What if, in the Nixon, Reagan, HW, and Clinton
years, black voters threatened to stay home on election days or even to vote Republican unless Democrats opposed the war on drugs?

Two problems:
1) The Democrats would try to argue, "Yeah, but we support it more nicely" and would expect that to work
2) Alternately, the Democrats would (in general) assume that it's a bluff because they've been able to count on black voters for decades.
 
What if, in the Nixon, Reagan, HW, and Clinton
years, black voters threatened to stay home on election days or even to vote Republican unless Democrats opposed the war on drugs?

They have no leverage in an era of Republican domination of Presidential politics. They stay home and all that happens is that more Republicans get elected to office downticket who will not be remotely sympathetic to ending the drug war.

And this is not an effective tactic in the American political system even in different circumstances. If you want different candidates you need to do it through the primary system.

Blacks threatening to vote Libertarian en masse makes more sense, but the LP is probably a little too states-rightsy for them.

Also no ethnicity is a hive-mind.
 
So, a racial group is going to mass boycott voting in a first past the post system. It literally accomplishes nothing.

I think you're mixing up voting with a general strike.
 
I wouldn't characterize this as a right/left issue at all. I have, I think, more perspective on it than some because I lived through the era. I personally thought the policies were wrong and misguided, and I viewed them as a de facto war on minorities trying to impose a law enforcement solution on broader complex social problems. <snip rest cuz this is what I'm replying to>.

I lived through it, too, and in my neck of the woods, it was mostly whites who got caught in the war, not 'minorities'. Could your POV be a reflection of where you lived, rather than an actual de facto war?
 
What if, in the Nixon, Reagan, HW, and Clinton
years, black voters threatened to stay home on election days or even to vote Republican unless Democrats opposed the war on drugs?

My immediate reaction to this was: Clinton never becomes president. He's the only Dem on your list.
 
I lived through it, too, and in my neck of the woods, it was mostly whites who got caught in the war, not 'minorities'. Could your POV be a reflection of where you lived, rather than an actual de facto war?

Sure. And I didn't mean to imply that there weren't whites who were similarly caught up in a very punitive system; if I had gotten into that, I would have wound up writing a treatise rather than a short post. But...
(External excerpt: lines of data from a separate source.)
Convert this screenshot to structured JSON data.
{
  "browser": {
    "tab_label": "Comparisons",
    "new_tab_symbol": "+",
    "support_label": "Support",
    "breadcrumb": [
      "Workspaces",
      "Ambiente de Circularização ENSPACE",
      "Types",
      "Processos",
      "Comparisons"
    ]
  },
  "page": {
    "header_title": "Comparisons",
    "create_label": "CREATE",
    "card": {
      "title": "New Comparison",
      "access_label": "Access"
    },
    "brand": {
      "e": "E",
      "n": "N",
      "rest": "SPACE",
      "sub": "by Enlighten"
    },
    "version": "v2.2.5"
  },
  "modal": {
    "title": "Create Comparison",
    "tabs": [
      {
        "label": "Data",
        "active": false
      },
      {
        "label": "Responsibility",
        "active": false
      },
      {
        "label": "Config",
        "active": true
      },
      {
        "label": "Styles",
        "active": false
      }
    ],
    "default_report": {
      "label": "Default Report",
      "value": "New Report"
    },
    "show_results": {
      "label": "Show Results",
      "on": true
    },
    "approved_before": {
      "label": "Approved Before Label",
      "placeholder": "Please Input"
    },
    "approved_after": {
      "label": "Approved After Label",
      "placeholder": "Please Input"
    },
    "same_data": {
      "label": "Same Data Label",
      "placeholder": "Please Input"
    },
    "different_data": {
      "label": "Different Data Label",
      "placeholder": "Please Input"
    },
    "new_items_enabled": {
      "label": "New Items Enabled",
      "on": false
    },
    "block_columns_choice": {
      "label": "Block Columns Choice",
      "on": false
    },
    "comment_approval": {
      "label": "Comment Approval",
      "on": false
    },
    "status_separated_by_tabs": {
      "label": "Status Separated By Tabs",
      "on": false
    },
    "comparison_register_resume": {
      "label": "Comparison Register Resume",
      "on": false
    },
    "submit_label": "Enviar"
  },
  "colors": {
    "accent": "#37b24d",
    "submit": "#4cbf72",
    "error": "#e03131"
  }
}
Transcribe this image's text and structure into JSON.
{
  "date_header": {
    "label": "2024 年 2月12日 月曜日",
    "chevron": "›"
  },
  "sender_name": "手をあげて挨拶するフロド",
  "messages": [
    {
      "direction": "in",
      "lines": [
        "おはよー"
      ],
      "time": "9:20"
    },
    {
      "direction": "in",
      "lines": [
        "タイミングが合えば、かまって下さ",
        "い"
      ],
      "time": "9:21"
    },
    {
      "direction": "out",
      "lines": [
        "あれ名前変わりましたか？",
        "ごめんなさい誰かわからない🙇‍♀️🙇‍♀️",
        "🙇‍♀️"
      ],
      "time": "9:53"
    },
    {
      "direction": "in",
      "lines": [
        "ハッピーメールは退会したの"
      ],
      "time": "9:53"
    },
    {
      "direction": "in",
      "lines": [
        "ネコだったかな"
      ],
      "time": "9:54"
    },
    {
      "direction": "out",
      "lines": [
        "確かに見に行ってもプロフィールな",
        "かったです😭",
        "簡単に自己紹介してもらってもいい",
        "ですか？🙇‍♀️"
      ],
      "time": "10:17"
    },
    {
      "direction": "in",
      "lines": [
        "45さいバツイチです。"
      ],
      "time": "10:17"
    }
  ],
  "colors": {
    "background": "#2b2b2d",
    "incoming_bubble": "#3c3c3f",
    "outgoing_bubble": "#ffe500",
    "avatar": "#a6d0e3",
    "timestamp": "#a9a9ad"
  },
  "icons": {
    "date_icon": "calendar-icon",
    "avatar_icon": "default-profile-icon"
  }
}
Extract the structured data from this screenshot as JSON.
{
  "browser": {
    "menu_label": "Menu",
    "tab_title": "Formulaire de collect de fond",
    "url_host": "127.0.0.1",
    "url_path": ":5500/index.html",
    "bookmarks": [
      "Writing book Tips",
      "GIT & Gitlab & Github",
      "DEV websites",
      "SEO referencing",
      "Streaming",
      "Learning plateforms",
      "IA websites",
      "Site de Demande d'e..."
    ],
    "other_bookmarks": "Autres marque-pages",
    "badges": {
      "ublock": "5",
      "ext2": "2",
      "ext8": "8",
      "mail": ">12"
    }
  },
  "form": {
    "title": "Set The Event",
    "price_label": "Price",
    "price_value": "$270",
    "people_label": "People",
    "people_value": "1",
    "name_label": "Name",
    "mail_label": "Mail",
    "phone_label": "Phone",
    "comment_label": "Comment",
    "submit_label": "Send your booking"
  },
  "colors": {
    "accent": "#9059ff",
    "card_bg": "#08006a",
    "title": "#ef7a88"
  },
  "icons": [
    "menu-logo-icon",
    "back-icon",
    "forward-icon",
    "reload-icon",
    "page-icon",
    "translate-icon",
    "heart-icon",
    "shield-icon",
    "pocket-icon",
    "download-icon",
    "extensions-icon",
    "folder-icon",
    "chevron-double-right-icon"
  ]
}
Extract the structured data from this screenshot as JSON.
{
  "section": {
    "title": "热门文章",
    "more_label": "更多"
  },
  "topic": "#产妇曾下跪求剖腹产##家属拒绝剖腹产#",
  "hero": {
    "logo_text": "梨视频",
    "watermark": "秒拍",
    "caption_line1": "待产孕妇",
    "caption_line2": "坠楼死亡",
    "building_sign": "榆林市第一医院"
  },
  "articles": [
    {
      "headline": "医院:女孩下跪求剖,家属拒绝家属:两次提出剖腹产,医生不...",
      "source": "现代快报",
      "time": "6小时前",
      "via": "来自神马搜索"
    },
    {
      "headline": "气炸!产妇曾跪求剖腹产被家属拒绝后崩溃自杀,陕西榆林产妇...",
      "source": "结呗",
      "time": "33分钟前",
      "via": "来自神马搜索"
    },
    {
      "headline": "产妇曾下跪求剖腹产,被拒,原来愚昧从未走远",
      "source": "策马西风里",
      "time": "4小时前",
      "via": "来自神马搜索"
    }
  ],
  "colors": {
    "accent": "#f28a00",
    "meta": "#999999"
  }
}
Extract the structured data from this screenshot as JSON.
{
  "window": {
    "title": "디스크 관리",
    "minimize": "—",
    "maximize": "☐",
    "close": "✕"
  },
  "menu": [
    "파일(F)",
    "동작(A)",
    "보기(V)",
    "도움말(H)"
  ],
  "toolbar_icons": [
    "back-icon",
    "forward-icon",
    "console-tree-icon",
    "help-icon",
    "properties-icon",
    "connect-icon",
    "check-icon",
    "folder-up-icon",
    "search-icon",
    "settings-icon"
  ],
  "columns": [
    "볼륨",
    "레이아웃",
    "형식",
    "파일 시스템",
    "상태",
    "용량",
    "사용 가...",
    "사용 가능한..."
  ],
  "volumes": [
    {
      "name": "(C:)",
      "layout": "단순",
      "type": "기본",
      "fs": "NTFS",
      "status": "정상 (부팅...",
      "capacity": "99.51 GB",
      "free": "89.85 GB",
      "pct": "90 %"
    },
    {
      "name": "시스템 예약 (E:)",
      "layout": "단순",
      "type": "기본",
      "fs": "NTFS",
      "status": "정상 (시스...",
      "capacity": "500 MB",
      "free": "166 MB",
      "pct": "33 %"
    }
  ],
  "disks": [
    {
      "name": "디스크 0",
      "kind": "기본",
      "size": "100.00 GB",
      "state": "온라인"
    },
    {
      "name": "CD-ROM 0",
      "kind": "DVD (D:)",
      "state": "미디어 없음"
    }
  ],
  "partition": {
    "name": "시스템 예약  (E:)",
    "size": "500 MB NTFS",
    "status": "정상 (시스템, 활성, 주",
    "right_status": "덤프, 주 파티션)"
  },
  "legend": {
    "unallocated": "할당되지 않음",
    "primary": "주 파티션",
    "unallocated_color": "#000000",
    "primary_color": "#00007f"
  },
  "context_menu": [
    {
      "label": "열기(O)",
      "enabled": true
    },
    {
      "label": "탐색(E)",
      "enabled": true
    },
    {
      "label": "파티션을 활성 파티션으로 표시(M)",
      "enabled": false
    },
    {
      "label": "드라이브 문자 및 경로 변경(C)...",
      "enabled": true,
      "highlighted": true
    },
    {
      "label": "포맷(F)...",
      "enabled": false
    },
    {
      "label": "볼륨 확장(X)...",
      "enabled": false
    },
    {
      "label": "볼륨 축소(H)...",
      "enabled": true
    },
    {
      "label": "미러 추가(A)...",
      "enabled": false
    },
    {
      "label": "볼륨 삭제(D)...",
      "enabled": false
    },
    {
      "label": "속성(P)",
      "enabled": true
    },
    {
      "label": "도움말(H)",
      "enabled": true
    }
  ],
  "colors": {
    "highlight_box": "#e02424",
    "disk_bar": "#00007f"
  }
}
What I saw as a law student and young lawyer was a lot of disparity in who was stopped by police and a lot of disparity in how individual cases wound their way through the court system. This was New York, under Dinkins and Giuliani. The way the law was applied came across to me as very much being a war on minorities and the poor. You did not want to be a defendant without means relying on an overworked public defender regardless of your ethnic background.
 
As has already been pointed out, there was widespread African American support for the war on drugs. But equally important is that even if blacks *had* opposed it, they were not one-issue voters and could not afford to boycott elections over the war on drugs when so many other important issues ranging from the economy to civil rights enforcement were at stake.